Borja y Aragón, Francisco de. Príncipe de Esquilache (V), en Nápoles. ?, c. 1577 – Madrid, 26.IX.1658. Virrey del Perú, comendador mayor de la Orden de Montesa, caballero de la Orden de Santiago.
El quinto príncipe de Esquilache fue hijo de Juan de Borja y Castro, I conde de Mayalde (al que sucedió en el título), y nieto de san Francisco de Borja, IV duque de Gandía. Su madre, Francisca de Aragón y Barreto, estaba vinculada a la Casa Real aragonesa.

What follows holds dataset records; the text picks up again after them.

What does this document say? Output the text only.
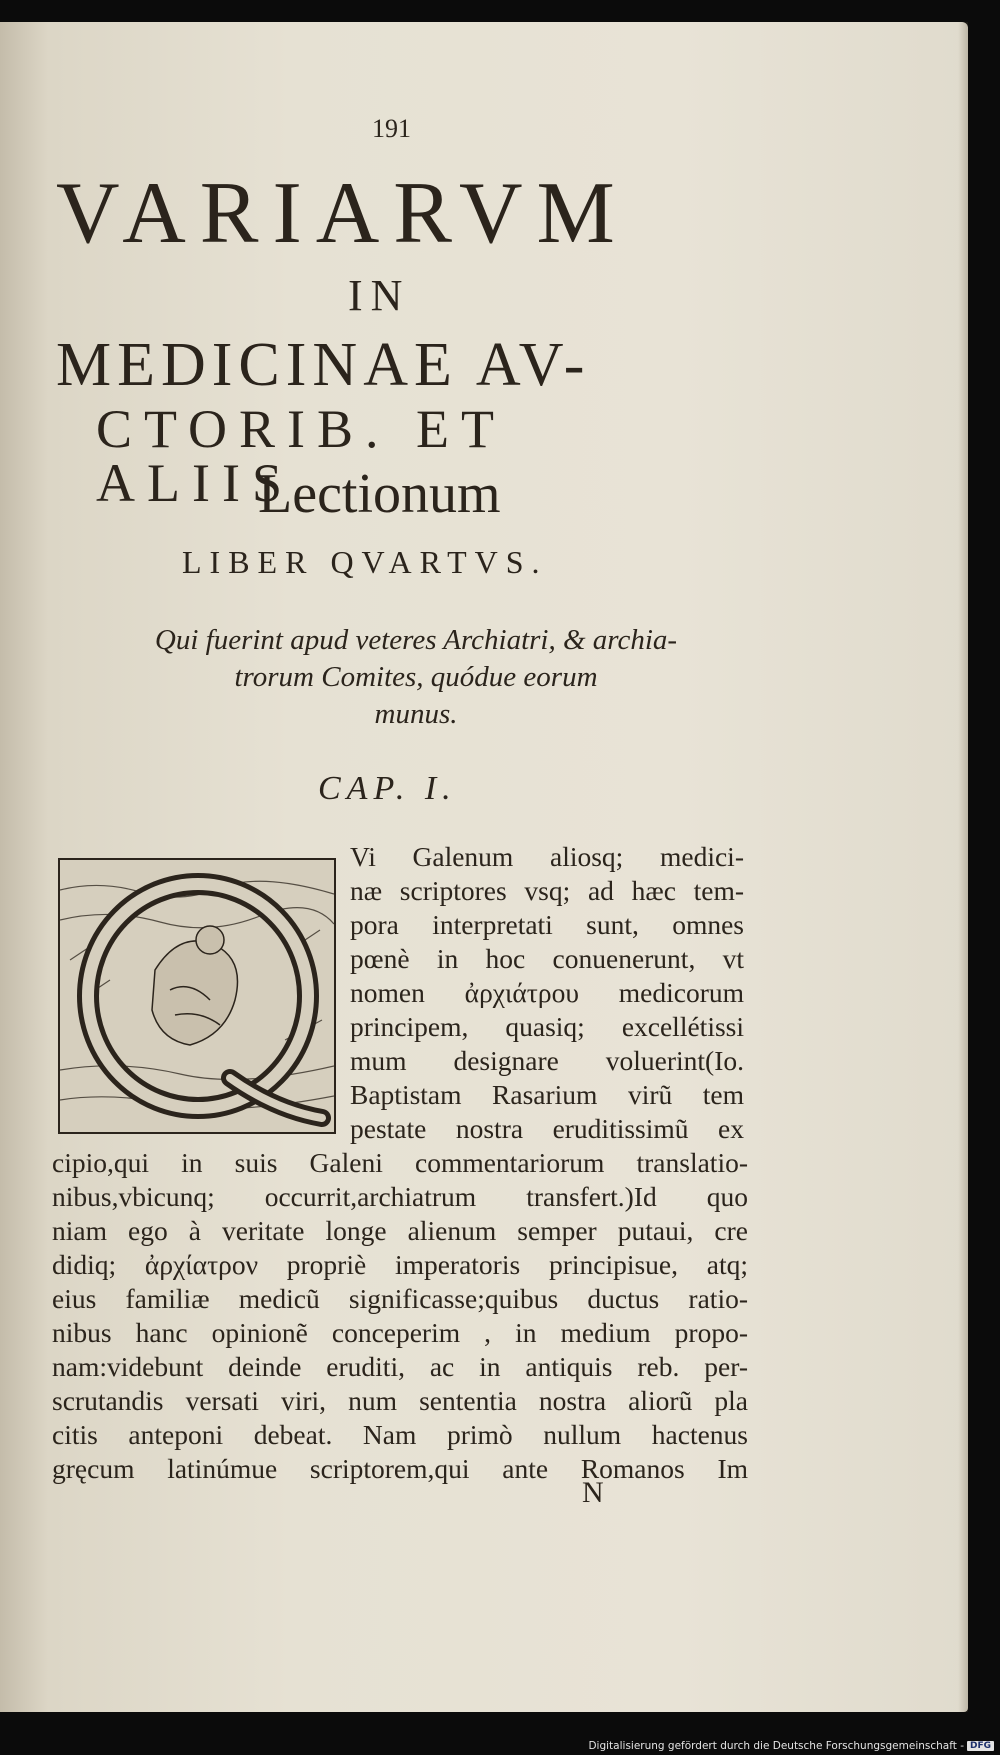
191
VARIARVM
IN
MEDICINAE AV-
CTORIB. ET ALIIS
Lectionum
LIBER QVARTVS.
Qui fuerint apud veteres Archiatri, & archia-
trorum Comites, quódue eorum
munus.
CAP. I.
Vi Galenum aliosq; medici-
næ scriptores vsq; ad hæc tem-
pora interpretati sunt, omnes
pœnè in hoc conuenerunt, vt
nomen ἀρχιάτρου medicorum
principem, quasiq; excellétissi
mum designare voluerint(Io.
Baptistam Rasarium virũ tem
pestate nostra eruditissimũ ex
cipio,qui in suis Galeni commentariorum translatio-
nibus,vbicunq; occurrit,archiatrum transfert.)Id quo
niam ego à veritate longe alienum semper putaui, cre
didiq; ἀρχίατρον propriè imperatoris principisue, atq;
eius familiæ medicũ significasse;quibus ductus ratio-
nibus hanc opinionẽ conceperim , in medium propo-
nam:videbunt deinde eruditi, ac in antiquis reb. per-
scrutandis versati viri, num sententia nostra aliorũ pla
citis anteponi debeat. Nam primò nullum hactenus
gręcum latinúmue scriptorem,qui ante Romanos Im
N
Digitalisierung gefördert durch die Deutsche Forschungsgemeinschaft - DFG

Sobre el año de su nacimiento ha habido discrepancias entre los historiadores, aunque quienes con más detalle han estudiado su vida se inclinan por el año de 1577. Tampoco es claro el lugar de su nacimiento, ya que todo indica que se produjo durante el viaje que sus padres emprendieron hacia Alemania, donde el conde de Mayalde, su progenitor, había sido nombrado embajador. Varios autores afirman que el alumbramiento se produjo en Génova, en el palacio del príncipe de Amalfi, Juan Andrea Doria. Cuando nuestro personaje había cumplido no más de cinco años de edad ya estaba en Madrid, por el retorno familiar a la corte, donde su padre se desempeñaba como mayordomo mayor de la emperatriz María, hasta la muerte de ésta en 1603. Al año siguiente pasó a ocupar el cargo de mayordomo mayor de la reina Margarita de Austria, esposa de Felipe III. Así pues, el futuro príncipe de Esquilache estudió en la corte, donde recibió una sólida formación en materias humanísticas.

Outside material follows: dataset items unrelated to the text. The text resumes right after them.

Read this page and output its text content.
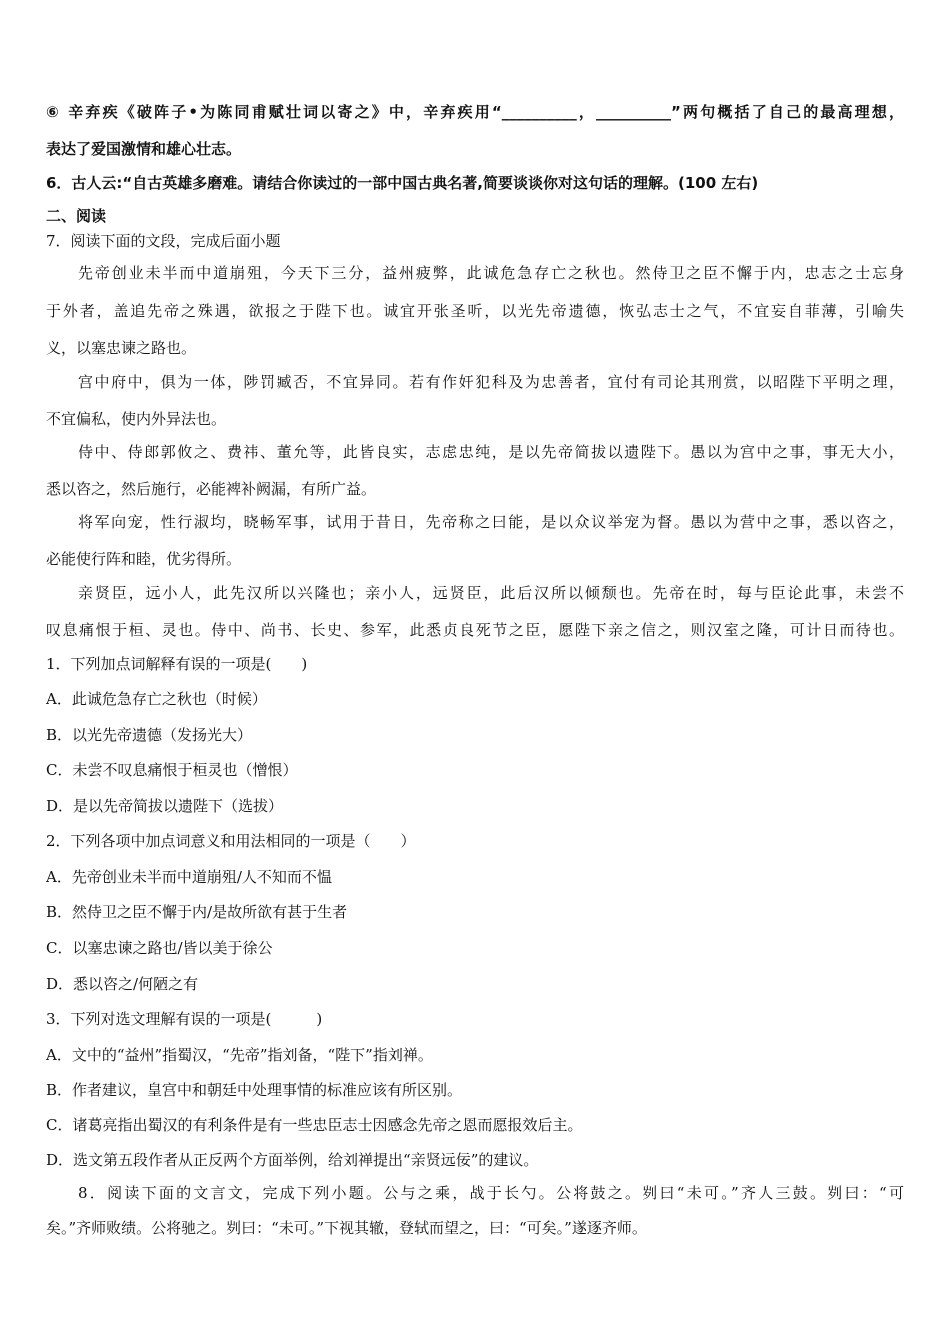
⑥ 辛弃疾《破阵子•为陈同甫赋壮词以寄之》中，辛弃疾用“__________，__________”两句概括了自己的最高理想，
表达了爱国激情和雄心壮志。
6．古人云:“自古英雄多磨难。请结合你读过的一部中国古典名著,简要谈谈你对这句话的理解。(100 左右)
二、阅读
7．阅读下面的文段，完成后面小题
先帝创业未半而中道崩殂，今天下三分，益州疲弊，此诚危急存亡之秋也。然侍卫之臣不懈于内，忠志之士忘身
于外者，盖追先帝之殊遇，欲报之于陛下也。诚宜开张圣听，以光先帝遗德，恢弘志士之气，不宜妄自菲薄，引喻失
义，以塞忠谏之路也。
宫中府中，俱为一体，陟罚臧否，不宜异同。若有作奸犯科及为忠善者，宜付有司论其刑赏，以昭陛下平明之理，
不宜偏私，使内外异法也。
侍中、侍郎郭攸之、费祎、董允等，此皆良实，志虑忠纯，是以先帝简拔以遗陛下。愚以为宫中之事，事无大小，
悉以咨之，然后施行，必能裨补阙漏，有所广益。
将军向宠，性行淑均，晓畅军事，试用于昔日，先帝称之曰能，是以众议举宠为督。愚以为营中之事，悉以咨之，
必能使行阵和睦，优劣得所。
亲贤臣，远小人，此先汉所以兴隆也；亲小人，远贤臣，此后汉所以倾颓也。先帝在时，每与臣论此事，未尝不
叹息痛恨于桓、灵也。侍中、尚书、长史、参军，此悉贞良死节之臣，愿陛下亲之信之，则汉室之隆，可计日而待也。
1．下列加点词解释有误的一项是(　　)
A．此诚危急存亡之秋也（时候）
B．以光先帝遗德（发扬光大）
C．未尝不叹息痛恨于桓灵也（憎恨）
D．是以先帝简拔以遗陛下（选拔）
2．下列各项中加点词意义和用法相同的一项是（　　）
A．先帝创业未半而中道崩殂/人不知而不愠
B．然侍卫之臣不懈于内/是故所欲有甚于生者
C．以塞忠谏之路也/皆以美于徐公
D．悉以咨之/何陋之有
3．下列对选文理解有误的一项是(　　　)
A．文中的“益州”指蜀汉，“先帝”指刘备，“陛下”指刘禅。
B．作者建议，皇宫中和朝廷中处理事情的标准应该有所区别。
C．诸葛亮指出蜀汉的有利条件是有一些忠臣志士因感念先帝之恩而愿报效后主。
D．选文第五段作者从正反两个方面举例，给刘禅提出“亲贤远佞”的建议。
8．阅读下面的文言文，完成下列小题。公与之乘，战于长勺。公将鼓之。刿曰“未可。”齐人三鼓。刿曰：“可
矣。”齐师败绩。公将驰之。刿曰：“未可。”下视其辙，登轼而望之，曰：“可矣。”遂逐齐师。
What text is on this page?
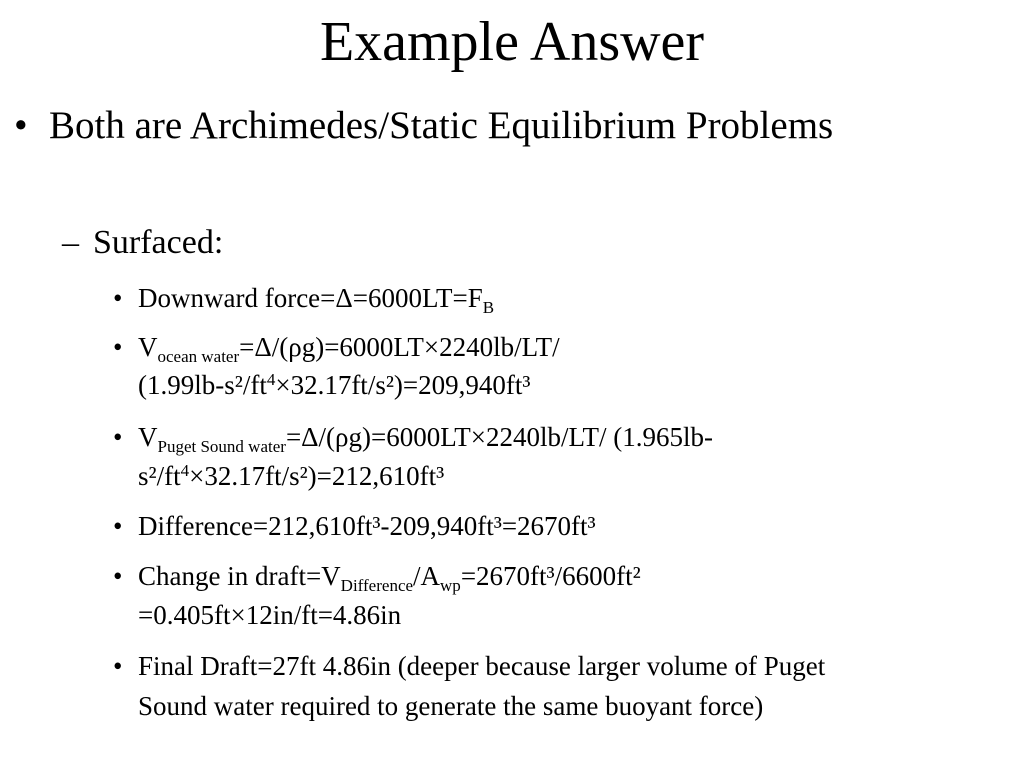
Example Answer
• Both are Archimedes/Static Equilibrium Problems
– Surfaced:
• Downward $force=\Delta=6000LT=F_B$
• $V_{ocean water}=\Delta/(\rho g)=6000LT\times 2240lb/LT/$
$(1.99lb-s^2/ft^4\times 32.17ft/s^2)=209,940ft^3$
• $V_{Puget Sound water}=\Delta/(\rho g)=6000LT\times 2240lb/LT/$ (1.965lb-
$s^2/ft^4\times 32.17ft/s^2)=212,610ft^3$
• Difference=212,610ft³-209,940ft³=2670ft³
• Change in $draft=V_{Difference}/A_{wp}=2670ft^3/6600ft^2$
=0.405ft×12in/ft=4.86in
• Final Draft=27ft 4.86in (deeper because larger volume of Puget
Sound water required to generate the same buoyant force)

Contrajo nupcias en 1602 con su prima Ana de Borja Pignatelli, perteneciente a una ilustre familia de Nápoles. En virtud de ese enlace se convierte a partir de 1607 en príncipe de Esquilache, a raíz de la muerte de Pedro de Borja, su suegro. En 1588 obtiene merced de hábito de la Orden de Montesa, de la que fue comendador mayor y trece. En 1602 le fue concedido el hábito de Santiago, y un año antes fue creado —al igual que los otros hijos de Juan de Borja— mozo fidalgo de la Casa Real Portuguesa. En 1609 ya aparece como gentilhombre de la cámara del Rey. Por esos años nacieron sus hijos: Juan, el primogénito, murió siendo niño, ya que no vivía cuando el príncipe de Esquilache pasó al Perú en 1615. La segunda hija fue María Francisca, quien contraería nupcias con su tío Fernando de Borja, y la tercera fue Francisca María, nacida en 1611.
Por Real Cédula de 19 de julio de 1614 fue el príncipe de Esquilache nombrado virrey del Perú. Varios autores consideran que un factor clave en el nombramiento habría sido la cercanía con el Rey —y con su valido, el duque de Lerma— de la que gozó el padre de nuestro personaje. En mayo de 1615 se embarcó para el Perú, con el impresionante séquito de ciento setenta y cuatro personas, además de su propia familia y de su confesor, el jesuita Diego Daza. Es importante notar que en ese séquito estaban incluidos varios extranjeros, como algunos comediantes y músicos italianos, y algunos servidores portugueses.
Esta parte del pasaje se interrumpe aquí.